‘High-level hooligan:’ Chinese media vents spleen over US cybercrime charges
Chinese rhetoric crashed out of the gates on Wednesday after the US Justice Department took the unprecedented move of publishing, together with a 48-page indictment, the photographs of five Chinese military officers it suspects of committing cybercrimes against a number of household-name US companies, including US Steel, Westinghouse and Alcoa.
The wanted individuals are affiliated with Unit 61398, an elite cyber-department of the Chinese People's Liberation Army that attracted the condemnation of US officials even as the United States was conducting its own intensive cyber espionage against China.

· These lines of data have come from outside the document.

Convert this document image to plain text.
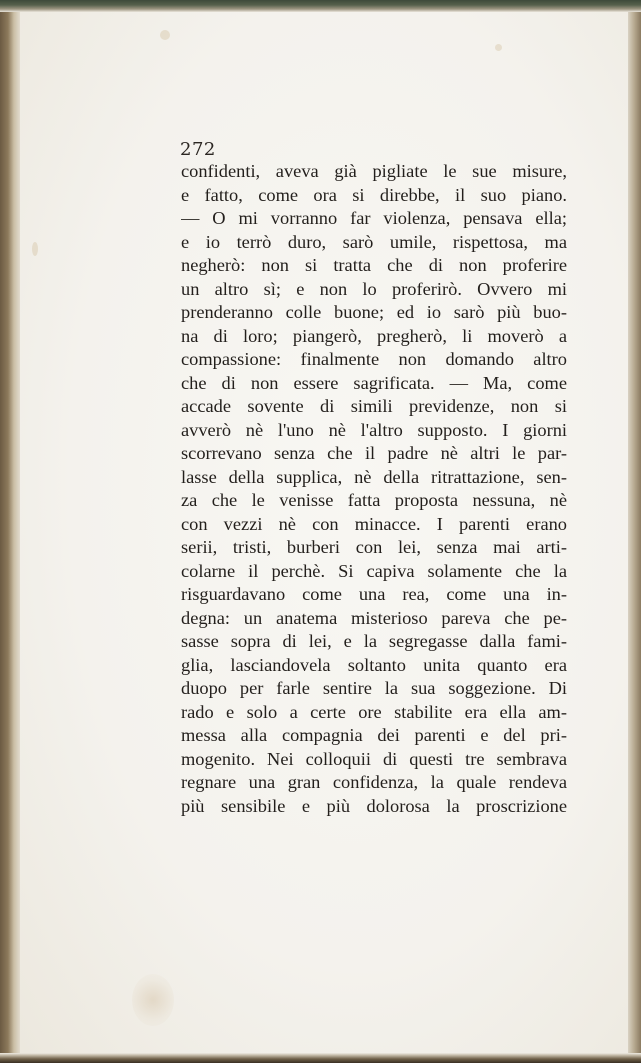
272
confidenti, aveva già pigliate le sue misure,
e fatto, come ora si direbbe, il suo piano.
— O mi vorranno far violenza, pensava ella;
e io terrò duro, sarò umile, rispettosa, ma
negherò: non si tratta che di non proferire
un altro sì; e non lo proferirò. Ovvero mi
prenderanno colle buone; ed io sarò più buo-
na di loro; piangerò, pregherò, li moverò a
compassione: finalmente non domando altro
che di non essere sagrificata. — Ma, come
accade sovente di simili previdenze, non si
avverò nè l'uno nè l'altro supposto. I giorni
scorrevano senza che il padre nè altri le par-
lasse della supplica, nè della ritrattazione, sen-
za che le venisse fatta proposta nessuna, nè
con vezzi nè con minacce. I parenti erano
serii, tristi, burberi con lei, senza mai arti-
colarne il perchè. Si capiva solamente che la
risguardavano come una rea, come una in-
degna: un anatema misterioso pareva che pe-
sasse sopra di lei, e la segregasse dalla fami-
glia, lasciandovela soltanto unita quanto era
duopo per farle sentire la sua soggezione. Di
rado e solo a certe ore stabilite era ella am-
messa alla compagnia dei parenti e del pri-
mogenito. Nei colloquii di questi tre sembrava
regnare una gran confidenza, la quale rendeva
più sensibile e più dolorosa la proscrizione
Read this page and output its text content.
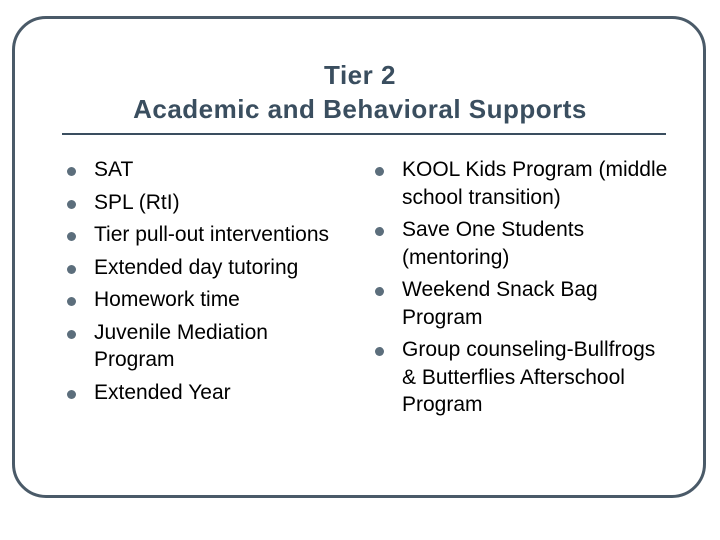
Tier 2
Academic and Behavioral Supports
SAT
SPL (RtI)
Tier pull-out interventions
Extended day tutoring
Homework time
Juvenile Mediation Program
Extended Year
KOOL Kids Program (middle school transition)
Save One Students (mentoring)
Weekend Snack Bag Program
Group counseling-Bullfrogs & Butterflies Afterschool Program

An editorial in the Global Times, a subsidiary of the People’s Daily, the official journal of China’s Communist Party, was packed with insults aimed at Washington.
"We should encourage organizations and individuals whose rights have been infringed to stand up and sue Washington," the newspaper said. "Regarding the issue of network security, the US is such a mincing rascal that we must stop developing any illusions about it."
The editorial went on to label the United States a "mincing rascal."
Beijing summoned the US ambassador on Monday hours after the indictment was released, vowing to retaliate against Washington's actions. It also suspended a Chinese-American working group dealing with cyber security.
"Suspending the operations of a bilateral group on cyber affairs is a reasonable start, but more countermeasures should be prepared in case Washington obstinately sticks to the wrong track," state news agency Xinhua said in a commentary on Tuesday. "Otherwise, it should take full responsibility for the consequences of the farce that features itself as a robber playing cop."
Meanwhile, the People's Daily, drawing attention to the US National Security Agency’s global surveillance program, exposed last summer by American whistleblower Edward Snowden, called Washington's accusations against China "high-handed and hypocritical."
The English-language version of the Global Times on Wednesday reminded in its editorial that the United States “spies both home and abroad with the PRISM program of the National Security Agency (NSA).”
“Washington was condemned by international public opinion and therefore its pretentious accusation against Chinese army officers is ridiculous,” it said.
The newspaper revealed that Beijing is still bristling over the NSA surveillance, which targeted a number of Chinese institutions, while lamenting that more was not done to apprehend the architects of the NSA global spy apparatus.
The White House “still owes an apology to Beijing” over the NSA hacking of its network, and Interpol should have ordered the arrest of “designers and implementers of the PRISM program, but they did not.”
The editorial added that Washington overstepped its legal boundaries by posting photographs of the five Chinese army officers, saying their human rights were violated.
“It appears that Washington has mistaken its domestic law for a law applicable to the international community by directly indicting active-duty Chinese army officers. It has severely infringed their human rights.”
The dispute marks the latest setback in relations between the world’s two economic superpowers, already heating up over Washington’s growing naval presence in waters near China.
Although Beijing will unlikely comply with US demands to hand over the wanted individuals, the indictment will place severe restraints on where the men can travel without fear of being detained by those governments that have extradition agreements with the US.